Value loss: mean squared error between predicted values and returns.
Optionally uses clipped value loss to prevent large shifts in value function predictions.

    return_ = dict(
        surrogate_loss= surrogate_loss,
        value_loss= value_loss,
    )
    if entropy_batch is not None:
        return_["entropy"] = - entropy_batch.mean()
    
    inter_vars = dict(
        ratio= ratio,
        surrogate= surrogate,
        surrogate_clipped= surrogate_clipped,
    )
    if self.desired_kl != None and self.schedule == 'adaptive':
        inter_vars["kl"] = kl
    if self.use_clipped_value_loss:
        inter_vars["value_clipped"] = value_clipped
    return return_, inter_vars, dict()

Returns:

surrogate_loss, value_loss, and optionally entropy (as a negative term so lower = more entropy).
Intermediate variables (ratios, clipped values, etc.) for analysis/debugging.

1.10 Save and load state

def state_dict(self):
    state_dict = {
        "model_state_dict": self.actor_critic.state_dict(),
        "optimizer_state_dict": self.optimizer.state_dict(),
    }
    if hasattr(self, "lr_scheduler"):
        state_dict["lr_scheduler_state_dict"] = self.lr_scheduler.state_dict()

    # -- Save observation normalizer if used
    if self.empirical_normalization:
        state_dict["obs_norm_state_dict"] = self.obs_normalizer.state_dict()
        state_dict["critic_obs_norm_state_dict"] = self.critic_obs_normalizer.state_dict()
    
    return state_dict

Saves model weights, optimizer state, scheduler, and normalizers (if used).
Used for checkpointing.

def load_state_dict(self, state_dict):
    resumed_trianing = self.actor_critic.load_state_dict(state_dict["model_state_dict"])

    # -- Load RND model if used
    if self.rnd:
        self.alg.rnd.load_state_dict(state_dict["rnd_state_dict"])

    if "optimizer_state_dict" in state_dict:
        self.optimizer.load_state_dict(state_dict["optimizer_state_dict"])

    if "obs_norm_state_dict" in state_dict:
        self.obs_normalizer.load_state_dict(state_dict["obs_norm_state_dict"])

    if "critic_obs_norm_state_dict" in state_dict:
        self.critic_obs_normalizer.load_state_dict(state_dict["critic_obs_norm_state_dict"])

    if hasattr(self, "lr_scheduler"):
        self.lr_scheduler.load_state_dict(state_dict["lr_scheduler_state_dict"])
    elif "lr_scheduler_state_dict" in state_dict:
        print("Warning: lr scheduler state dict loaded but no lr scheduler is initialized.
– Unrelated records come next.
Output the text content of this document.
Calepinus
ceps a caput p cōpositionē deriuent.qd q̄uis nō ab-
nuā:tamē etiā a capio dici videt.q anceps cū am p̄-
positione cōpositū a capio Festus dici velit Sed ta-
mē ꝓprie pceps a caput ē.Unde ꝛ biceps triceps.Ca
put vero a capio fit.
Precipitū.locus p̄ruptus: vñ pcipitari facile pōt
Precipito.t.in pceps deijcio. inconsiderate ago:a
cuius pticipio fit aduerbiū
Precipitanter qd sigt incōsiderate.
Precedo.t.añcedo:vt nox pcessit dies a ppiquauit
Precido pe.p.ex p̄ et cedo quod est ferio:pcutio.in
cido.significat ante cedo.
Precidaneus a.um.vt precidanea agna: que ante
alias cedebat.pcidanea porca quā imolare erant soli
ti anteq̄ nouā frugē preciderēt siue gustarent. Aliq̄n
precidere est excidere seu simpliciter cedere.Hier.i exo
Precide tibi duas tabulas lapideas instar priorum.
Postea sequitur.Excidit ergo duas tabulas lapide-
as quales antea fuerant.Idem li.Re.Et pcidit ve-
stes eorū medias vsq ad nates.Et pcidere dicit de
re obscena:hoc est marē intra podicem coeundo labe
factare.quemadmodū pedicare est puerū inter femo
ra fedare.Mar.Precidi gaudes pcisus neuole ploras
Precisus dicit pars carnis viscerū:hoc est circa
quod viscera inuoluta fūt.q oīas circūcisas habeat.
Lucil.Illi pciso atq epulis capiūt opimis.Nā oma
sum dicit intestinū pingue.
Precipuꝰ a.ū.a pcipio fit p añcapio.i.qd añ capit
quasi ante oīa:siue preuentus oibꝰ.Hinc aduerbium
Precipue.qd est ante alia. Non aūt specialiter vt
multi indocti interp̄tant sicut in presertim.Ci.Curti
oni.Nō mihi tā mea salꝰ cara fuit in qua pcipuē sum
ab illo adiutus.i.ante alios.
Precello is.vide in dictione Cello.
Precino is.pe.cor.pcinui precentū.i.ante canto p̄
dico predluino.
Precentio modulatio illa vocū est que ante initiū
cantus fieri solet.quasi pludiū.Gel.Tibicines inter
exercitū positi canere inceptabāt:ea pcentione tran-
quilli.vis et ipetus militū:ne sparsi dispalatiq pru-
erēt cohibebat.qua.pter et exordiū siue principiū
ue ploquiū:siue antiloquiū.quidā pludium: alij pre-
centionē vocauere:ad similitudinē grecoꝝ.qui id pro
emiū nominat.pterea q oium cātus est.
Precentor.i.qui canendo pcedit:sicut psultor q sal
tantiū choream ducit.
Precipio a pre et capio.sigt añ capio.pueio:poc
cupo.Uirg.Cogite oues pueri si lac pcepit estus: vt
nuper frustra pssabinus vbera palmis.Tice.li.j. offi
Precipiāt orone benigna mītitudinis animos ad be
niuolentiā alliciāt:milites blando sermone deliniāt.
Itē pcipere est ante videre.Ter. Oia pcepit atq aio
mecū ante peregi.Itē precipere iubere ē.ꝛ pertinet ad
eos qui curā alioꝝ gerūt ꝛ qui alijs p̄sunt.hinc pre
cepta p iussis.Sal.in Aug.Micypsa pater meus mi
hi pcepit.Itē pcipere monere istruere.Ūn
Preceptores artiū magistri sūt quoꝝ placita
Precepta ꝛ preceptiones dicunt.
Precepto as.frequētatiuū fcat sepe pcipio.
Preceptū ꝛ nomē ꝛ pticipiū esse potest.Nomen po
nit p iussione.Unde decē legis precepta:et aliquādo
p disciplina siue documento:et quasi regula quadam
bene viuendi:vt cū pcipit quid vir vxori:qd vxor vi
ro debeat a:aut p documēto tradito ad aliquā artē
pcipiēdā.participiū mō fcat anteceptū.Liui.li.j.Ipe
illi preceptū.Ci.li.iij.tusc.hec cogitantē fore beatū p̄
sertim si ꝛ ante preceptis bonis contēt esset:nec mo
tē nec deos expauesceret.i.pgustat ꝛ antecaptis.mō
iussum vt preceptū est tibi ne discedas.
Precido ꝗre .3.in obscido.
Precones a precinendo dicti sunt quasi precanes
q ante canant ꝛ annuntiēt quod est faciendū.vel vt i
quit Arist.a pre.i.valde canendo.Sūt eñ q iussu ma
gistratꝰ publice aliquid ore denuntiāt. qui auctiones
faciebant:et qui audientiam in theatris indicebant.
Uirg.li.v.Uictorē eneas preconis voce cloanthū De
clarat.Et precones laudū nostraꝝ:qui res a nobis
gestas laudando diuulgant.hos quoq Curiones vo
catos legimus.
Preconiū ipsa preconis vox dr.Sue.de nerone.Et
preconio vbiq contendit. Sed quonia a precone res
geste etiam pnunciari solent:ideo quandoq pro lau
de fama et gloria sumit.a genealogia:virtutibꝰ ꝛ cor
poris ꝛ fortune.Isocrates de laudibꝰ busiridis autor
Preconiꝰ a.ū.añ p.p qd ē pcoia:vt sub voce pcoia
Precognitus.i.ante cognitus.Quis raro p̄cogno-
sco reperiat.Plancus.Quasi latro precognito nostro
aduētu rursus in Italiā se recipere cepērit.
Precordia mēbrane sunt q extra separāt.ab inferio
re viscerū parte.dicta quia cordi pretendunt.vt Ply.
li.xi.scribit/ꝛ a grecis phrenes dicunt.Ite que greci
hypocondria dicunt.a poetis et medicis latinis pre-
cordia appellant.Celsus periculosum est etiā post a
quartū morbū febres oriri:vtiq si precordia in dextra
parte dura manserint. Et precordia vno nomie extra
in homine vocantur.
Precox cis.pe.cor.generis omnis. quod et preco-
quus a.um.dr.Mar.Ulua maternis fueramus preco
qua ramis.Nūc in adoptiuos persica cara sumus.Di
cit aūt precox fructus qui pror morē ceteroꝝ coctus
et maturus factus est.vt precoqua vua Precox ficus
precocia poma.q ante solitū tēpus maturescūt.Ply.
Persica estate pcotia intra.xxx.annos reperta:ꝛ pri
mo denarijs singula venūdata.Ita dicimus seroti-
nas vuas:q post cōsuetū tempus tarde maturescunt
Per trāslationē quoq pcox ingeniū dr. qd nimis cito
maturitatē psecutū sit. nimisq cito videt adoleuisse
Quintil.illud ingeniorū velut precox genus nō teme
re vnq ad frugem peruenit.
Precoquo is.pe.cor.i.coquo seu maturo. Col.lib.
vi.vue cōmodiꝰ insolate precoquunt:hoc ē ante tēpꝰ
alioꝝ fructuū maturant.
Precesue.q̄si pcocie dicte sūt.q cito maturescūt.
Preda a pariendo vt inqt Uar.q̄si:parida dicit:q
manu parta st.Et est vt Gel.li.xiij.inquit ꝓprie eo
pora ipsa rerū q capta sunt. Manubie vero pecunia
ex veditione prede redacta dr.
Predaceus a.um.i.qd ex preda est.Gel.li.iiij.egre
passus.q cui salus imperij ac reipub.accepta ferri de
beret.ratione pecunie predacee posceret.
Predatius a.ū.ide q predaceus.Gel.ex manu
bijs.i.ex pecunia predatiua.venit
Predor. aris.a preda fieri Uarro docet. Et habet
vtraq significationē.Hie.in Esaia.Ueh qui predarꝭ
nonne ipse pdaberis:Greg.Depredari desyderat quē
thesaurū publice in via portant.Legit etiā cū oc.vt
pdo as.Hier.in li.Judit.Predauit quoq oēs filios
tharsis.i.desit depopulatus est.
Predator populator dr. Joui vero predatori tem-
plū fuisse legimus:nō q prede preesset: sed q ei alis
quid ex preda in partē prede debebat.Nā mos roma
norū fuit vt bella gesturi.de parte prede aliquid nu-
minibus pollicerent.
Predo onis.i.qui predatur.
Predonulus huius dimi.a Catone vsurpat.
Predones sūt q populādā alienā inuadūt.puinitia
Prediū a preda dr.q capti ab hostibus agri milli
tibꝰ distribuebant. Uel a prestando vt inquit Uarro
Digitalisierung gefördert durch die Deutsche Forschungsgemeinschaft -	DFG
Ignored.")

Loads saved weights into the model, optimizer, normalizers, and scheduler.
Ensures training can resume from saved checkpoints.
Prints a warning if scheduler state exists but no scheduler is initialized.

2.appo.py

General Overview

This file implements APPO (Adversarial Proximal Policy Optimization), an extension of PPO for adversarial imitation learning. It defines the APPO-related classes which manage training with:

A base PPO algorithm (for stable policy optimization).
Additional rollout storage (AmpRolloutStorage) that includes expert reference motions.
A discriminator network that distinguishes expert motions from policy-generated motions.
Extra loss terms (mimic loss, discriminator loss) to encourage the policy to imitate expert data.
Style rewards combined with task rewards to balance imitation and task completion.

This extends PPO: while PPO only optimizes the policy using environment rewards and clipped updates, APPO adds adversarial motion priors so the agent learns both to solve the task and to move like an expert.

APPO Basics (Reminder)

Goal: Train a policy that not only maximizes task reward but also imitates expert motion style.
Challenge: Pure PPO may solve the task but produce unnatural movements.
Solution (APPO): Introduce a discriminator + imitation losses, giving the agent additional learning signals from expert demonstrations.

Utility Functions

def GET_PROB_FUNC(option, iteration_scale):
    PROB_options = {
        "linear": (lambda x: max(0, 1 - 1 / iteration_scale * x)),
        "exp": (lambda x: max(0, (1 - 1 / iteration_scale) ** x)),
        "tanh": (
            lambda x: max(
                0, 0.5 * (1 - torch.tanh(1 / iteration_scale * (x - iteration_scale)))
            )
        ),
    }
    return PROB_options[option]

Provides a way to generate a probability schedule function.
Options:
- "linear" → decreases linearly.
- "exp" → decreases exponentially.
- "tanh" → decreases smoothly following a tanh curve.
Typically used to anneal imitation probability or weighting during training.

Class Breakdown

2.1 Imports and utility function

 import torch
import torch.nn as nn
import torch.nn.functional as F
import torch.optim as optim

import st_rl.modules as modules
from st_rl.utils import unpad_trajectories
from st_rl.storage.rollout_storage import ActionLabelRollout, AmpRolloutStorage
from st_rl.algorithms.ppo import PPO
from st_rl.algorithms.tppo import TPPO
from st_rl.datasets.motion_loader import AMPLoader
from st_rl.modules.normalizer import Normalizer
from st_rl.modules import EmpiricalNormalization

Imports PyTorch modules and several project-specific modules.
PPO and TPPO: base algorithms (this file extends them).
AmpRolloutStorage: rollout storage tailored for AMP (Adversarial Motion Priors).
EmpiricalNormalization: normalization tool.
AMPLoader: loads expert motion data for adversarial imitation.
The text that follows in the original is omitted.